In such a case, the plain pointer is the right thing to use, and the function should check for null unless the argument is just passed on to another function. The null case should be handled correctly and have a meaning. Just throwing an error or doing nothing is usually useless. If a function does not work with null pointers, the parameter should be a reference instead to safe a possibly needless check for null.
Pointers are often passed through several functions where each function tests for null, so the same pointer gets checked multiple times. Changing a parameter to reference and thus giving the responsibility to check for null out of the function can therefore reduce the count of such checks greatly in a code base.
If a function parameter can or may not be null, use a reference instead of a pointer.
Plain Pointers Stored Inside Classes
Sometimes plain pointers get stored inside a class, either as single pointers or in a container. Usually that is the case when it is clear that the objects whose pointers get stored outlive the objects that store the pointers, otherwise some kind of smart pointer should be considered to avoid dangling pointers.
There are several issues to be considered fur such a pointer storage.
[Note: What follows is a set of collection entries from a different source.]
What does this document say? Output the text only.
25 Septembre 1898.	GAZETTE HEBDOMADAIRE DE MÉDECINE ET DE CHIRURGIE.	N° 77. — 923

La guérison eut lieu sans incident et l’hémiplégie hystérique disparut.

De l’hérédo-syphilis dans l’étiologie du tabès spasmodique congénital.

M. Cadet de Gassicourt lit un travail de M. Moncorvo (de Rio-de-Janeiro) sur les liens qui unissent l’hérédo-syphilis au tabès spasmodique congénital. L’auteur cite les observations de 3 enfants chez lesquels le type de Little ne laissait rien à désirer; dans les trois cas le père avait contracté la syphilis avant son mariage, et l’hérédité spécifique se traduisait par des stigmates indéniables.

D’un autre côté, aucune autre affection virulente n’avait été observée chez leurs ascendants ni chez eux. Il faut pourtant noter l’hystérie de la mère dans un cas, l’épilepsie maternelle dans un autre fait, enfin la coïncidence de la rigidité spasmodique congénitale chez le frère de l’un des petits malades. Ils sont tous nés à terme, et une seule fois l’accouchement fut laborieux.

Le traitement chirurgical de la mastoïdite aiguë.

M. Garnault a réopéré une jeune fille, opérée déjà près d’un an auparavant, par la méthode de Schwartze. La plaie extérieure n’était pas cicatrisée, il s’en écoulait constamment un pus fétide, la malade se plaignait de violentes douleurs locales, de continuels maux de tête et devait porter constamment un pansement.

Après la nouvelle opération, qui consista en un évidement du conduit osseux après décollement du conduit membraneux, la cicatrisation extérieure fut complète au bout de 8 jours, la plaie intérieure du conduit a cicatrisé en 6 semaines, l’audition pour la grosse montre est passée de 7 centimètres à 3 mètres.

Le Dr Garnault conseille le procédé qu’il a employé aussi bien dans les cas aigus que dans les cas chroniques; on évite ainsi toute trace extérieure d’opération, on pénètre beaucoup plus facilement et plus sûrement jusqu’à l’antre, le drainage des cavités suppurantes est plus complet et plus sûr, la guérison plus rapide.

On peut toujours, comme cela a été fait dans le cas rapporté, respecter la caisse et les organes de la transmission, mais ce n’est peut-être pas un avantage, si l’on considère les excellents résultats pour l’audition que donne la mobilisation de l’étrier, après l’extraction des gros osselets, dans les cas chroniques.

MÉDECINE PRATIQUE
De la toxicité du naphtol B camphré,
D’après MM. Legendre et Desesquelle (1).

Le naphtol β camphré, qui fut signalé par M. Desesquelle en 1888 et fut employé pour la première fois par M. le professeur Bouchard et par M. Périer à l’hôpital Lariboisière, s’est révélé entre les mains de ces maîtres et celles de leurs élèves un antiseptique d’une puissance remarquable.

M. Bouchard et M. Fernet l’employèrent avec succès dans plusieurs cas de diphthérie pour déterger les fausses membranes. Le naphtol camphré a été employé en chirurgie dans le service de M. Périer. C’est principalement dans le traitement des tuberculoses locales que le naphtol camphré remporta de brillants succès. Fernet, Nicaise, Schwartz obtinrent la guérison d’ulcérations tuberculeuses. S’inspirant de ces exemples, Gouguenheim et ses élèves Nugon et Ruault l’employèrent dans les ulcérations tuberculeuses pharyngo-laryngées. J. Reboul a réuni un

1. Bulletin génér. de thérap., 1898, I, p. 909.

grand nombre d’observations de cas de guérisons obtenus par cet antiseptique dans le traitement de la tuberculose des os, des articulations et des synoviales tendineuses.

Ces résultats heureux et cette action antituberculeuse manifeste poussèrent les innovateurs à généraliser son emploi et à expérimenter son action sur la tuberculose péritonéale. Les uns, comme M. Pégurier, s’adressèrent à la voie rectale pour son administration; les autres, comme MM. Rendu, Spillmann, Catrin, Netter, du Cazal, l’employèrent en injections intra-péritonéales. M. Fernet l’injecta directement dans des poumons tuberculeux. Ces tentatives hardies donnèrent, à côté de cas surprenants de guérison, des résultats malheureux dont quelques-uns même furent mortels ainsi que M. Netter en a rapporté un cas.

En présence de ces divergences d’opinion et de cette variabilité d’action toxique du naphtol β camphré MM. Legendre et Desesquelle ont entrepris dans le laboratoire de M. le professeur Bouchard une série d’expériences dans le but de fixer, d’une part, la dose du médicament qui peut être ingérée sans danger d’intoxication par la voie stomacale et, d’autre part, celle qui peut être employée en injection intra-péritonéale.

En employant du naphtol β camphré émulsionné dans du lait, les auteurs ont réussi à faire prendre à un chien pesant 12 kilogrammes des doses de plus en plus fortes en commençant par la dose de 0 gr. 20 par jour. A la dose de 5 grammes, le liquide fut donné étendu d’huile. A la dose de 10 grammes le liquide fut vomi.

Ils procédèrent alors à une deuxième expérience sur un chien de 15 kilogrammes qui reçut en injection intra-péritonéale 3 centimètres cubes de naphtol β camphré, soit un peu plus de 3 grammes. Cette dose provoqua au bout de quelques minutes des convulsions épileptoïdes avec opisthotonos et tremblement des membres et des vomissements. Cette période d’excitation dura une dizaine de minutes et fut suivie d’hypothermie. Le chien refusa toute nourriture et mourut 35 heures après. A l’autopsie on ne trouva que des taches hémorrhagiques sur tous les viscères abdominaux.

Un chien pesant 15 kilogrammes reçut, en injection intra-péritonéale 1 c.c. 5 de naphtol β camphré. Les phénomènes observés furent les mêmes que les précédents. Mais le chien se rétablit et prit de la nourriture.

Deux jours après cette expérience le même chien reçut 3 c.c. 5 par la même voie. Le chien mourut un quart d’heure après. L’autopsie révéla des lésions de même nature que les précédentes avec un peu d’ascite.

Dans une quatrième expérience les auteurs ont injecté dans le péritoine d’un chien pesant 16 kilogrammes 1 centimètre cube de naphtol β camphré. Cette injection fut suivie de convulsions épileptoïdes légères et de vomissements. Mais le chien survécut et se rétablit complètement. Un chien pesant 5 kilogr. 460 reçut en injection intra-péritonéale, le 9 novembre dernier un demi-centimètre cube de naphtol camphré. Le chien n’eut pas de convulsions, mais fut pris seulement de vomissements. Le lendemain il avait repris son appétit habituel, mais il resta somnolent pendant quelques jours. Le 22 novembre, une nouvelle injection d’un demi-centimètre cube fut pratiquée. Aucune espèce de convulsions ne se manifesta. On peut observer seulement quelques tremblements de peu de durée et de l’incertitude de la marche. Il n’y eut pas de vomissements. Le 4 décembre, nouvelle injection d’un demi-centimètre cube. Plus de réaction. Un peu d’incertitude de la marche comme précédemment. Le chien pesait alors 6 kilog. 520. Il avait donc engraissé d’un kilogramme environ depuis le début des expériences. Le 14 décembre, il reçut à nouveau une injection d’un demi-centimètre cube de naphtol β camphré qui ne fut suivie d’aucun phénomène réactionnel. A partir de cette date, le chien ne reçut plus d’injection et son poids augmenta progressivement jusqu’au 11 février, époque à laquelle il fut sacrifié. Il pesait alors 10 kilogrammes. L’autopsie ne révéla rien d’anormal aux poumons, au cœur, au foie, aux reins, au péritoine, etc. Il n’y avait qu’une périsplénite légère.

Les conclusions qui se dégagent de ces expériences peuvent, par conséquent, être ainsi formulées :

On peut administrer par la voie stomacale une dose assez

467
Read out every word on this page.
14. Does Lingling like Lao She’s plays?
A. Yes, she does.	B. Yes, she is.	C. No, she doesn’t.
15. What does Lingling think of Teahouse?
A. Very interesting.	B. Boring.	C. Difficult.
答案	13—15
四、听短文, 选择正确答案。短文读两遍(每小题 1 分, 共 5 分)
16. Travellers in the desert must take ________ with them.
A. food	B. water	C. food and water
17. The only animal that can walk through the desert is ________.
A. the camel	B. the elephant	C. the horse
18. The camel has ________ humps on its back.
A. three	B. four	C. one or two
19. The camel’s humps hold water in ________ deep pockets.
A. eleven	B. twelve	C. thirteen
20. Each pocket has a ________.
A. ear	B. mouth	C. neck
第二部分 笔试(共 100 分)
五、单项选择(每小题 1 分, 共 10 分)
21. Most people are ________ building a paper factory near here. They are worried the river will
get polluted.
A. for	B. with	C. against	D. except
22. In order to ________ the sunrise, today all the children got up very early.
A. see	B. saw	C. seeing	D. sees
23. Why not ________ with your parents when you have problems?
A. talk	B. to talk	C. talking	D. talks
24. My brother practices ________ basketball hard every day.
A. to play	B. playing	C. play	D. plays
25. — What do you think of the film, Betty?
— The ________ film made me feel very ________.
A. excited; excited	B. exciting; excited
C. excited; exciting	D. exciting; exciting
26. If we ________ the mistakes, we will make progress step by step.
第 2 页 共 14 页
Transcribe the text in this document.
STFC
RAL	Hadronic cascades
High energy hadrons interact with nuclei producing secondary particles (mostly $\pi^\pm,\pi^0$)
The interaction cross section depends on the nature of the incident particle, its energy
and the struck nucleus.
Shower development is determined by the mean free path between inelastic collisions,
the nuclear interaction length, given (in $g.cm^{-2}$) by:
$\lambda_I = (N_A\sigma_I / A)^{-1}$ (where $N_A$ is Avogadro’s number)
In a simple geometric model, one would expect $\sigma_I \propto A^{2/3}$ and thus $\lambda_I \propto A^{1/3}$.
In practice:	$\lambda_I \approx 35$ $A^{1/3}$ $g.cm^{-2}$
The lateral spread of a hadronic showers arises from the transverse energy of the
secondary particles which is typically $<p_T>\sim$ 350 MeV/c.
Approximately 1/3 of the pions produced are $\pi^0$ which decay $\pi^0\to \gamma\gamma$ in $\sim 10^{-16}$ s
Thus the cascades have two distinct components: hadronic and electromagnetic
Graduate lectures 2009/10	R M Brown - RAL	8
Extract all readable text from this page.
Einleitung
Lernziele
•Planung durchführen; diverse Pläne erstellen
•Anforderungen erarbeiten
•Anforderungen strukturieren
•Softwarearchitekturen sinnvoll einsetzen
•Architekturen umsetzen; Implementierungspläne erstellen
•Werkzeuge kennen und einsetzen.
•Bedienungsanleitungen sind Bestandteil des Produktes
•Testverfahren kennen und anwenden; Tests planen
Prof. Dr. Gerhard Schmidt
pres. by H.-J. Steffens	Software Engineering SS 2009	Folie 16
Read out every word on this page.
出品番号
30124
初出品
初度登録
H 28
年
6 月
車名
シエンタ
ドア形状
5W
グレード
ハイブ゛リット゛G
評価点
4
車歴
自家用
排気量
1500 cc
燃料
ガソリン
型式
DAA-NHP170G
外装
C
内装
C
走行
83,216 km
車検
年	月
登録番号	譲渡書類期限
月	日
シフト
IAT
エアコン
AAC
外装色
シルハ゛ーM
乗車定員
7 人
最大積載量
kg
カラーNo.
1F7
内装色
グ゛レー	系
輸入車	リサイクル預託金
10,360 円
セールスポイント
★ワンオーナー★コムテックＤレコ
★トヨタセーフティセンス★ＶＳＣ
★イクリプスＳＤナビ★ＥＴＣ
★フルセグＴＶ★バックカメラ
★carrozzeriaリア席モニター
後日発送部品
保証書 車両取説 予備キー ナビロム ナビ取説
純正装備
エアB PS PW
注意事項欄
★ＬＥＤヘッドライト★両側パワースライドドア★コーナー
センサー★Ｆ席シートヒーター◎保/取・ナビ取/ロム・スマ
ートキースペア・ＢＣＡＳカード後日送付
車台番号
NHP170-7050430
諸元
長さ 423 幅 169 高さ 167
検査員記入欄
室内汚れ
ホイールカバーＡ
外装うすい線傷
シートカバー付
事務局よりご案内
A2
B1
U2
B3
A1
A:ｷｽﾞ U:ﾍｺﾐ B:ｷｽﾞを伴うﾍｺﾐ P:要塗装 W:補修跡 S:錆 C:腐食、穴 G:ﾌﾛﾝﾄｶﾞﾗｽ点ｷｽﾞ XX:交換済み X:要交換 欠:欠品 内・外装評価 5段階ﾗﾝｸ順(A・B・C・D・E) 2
They affect the methods that accept new pointers to be stored, methods that return stored pointers and methods that work on those stored pointers internally.
The interface of such methods should be defined and documented in a way that clarifies if and when null pointers are accepted and/or returned. If null pointers are not possible or allowed, accept and return references and convert them to and from the stored pointers internally.
A special case are functions that search for an object and possibly fail. It is a design decision whether such a function returns a pointer that is possibly null, or if it returns a reference and throws an exception in case of failure. Both ways can be reasonable, and the decision often depends on whether it is normal for such a function to fail.
A consistent and well documented interface of such a class can greatly facilitate the reasoning about the possibility of null pointers in code that uses or gets used by the class.
Refactoring From Pointer to Reference
If I find a function that has a pointer as parameter that can or may not be null, I perform a series of steps to refactor it to accept a reference instead:
First change the function signature from pointer to reference. Of course, the constness of the pointer should be preserved, or if possible . After that, find any use of the parameter in the body and change the member access from `->` to `.`, or add an address of operator, where the pointer value was used, e.g. in function calls. The function should compile now.
Remove any null checks of the parameter, they are not needed any more. However, make a note what happened when the original pointer was null, if it affects the callers (throw an exception, return an error code etc.).
Compile all code. The compiler will tell exactly where the function gets called with a pointer. Fix any call site by dereferencing the pointer. If needed, add a check for null first. In that check, add the error handling you found in the original function.
Do not further refactor the call sites for now. If they need refactoring, take a note to return later. It is better to refactor one function at a time instead of starting multiple refactorings at different sites.
Return to the original function and find the spots where the parameter you changed is used. If it is passed to other functions, check if they could use the same refactoring. Put the ones that need refactoring on the top of the list, i.e. refactor the callees before the callers.
Compile, run your tests. Clean up any mess you find in the original function. Test again, check in.
Such a refactoring can be done in little time, depending on the size of the code base and the number of call sites. If you stick to refactor only one function at a time, it is relatively save, even if the test coverage of the function is not good. I do such refactorings in down times, e.g. when I have to wait for some automated task to be finished.